Selectivity matrices can be used to assess a range of risk and opportunity metrics. Algorithms that are calibrated to the tendering organisations, business plans and risk profile generate broad assessments of: Definitely Bid, Definitely No Bid, and Needs Consideration.
The algorithm calibration should not result in the majority of assessments resulting in ‘Needs Consideration’. There is a strong case for the algorithm not being visible to users, to remove bias from the data set. Also, the calibration should be reviewed regularly to update it based on the current position against the business plan.
Selectivity matrices need to form part of a disciplined selectivity process. The discipline should not tolerate No Bids being pursued on a “by exception” basis. No Bid means no bid.
Neither should selectivity be seen as an assessment at a single point in time. Rather a series of Gateways, with increasing depth to data sets being used for the assessment.
The principles of selectivity apply regardless of scale. Modest opportunities can carry disproportionate levels of risk. Levels of risk can be organisationally destabilising.

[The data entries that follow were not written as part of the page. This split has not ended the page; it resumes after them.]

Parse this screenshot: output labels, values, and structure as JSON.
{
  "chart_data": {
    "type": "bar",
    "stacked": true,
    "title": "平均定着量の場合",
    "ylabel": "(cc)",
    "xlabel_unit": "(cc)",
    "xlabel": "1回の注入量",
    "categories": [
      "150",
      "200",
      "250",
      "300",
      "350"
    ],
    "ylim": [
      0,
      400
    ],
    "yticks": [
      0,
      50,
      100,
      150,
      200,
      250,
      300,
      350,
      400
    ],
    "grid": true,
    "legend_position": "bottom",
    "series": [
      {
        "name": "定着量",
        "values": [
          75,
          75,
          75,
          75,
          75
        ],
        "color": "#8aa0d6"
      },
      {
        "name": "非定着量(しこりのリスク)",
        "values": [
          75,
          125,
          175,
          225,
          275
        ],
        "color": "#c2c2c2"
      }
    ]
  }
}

Going back to the gold analogy, it is as important to distinguish between small pieces of fool’s gold and actual gold as it is between large nuggets of both.
For many things in life, the attractive external appearance of something is not a reliable indication of its true nature. The same is true for tender opportunities. Robust, factually-based, selectivity processes are an essential business tool that increase the probability of successful tenders being the business equivalent of gold.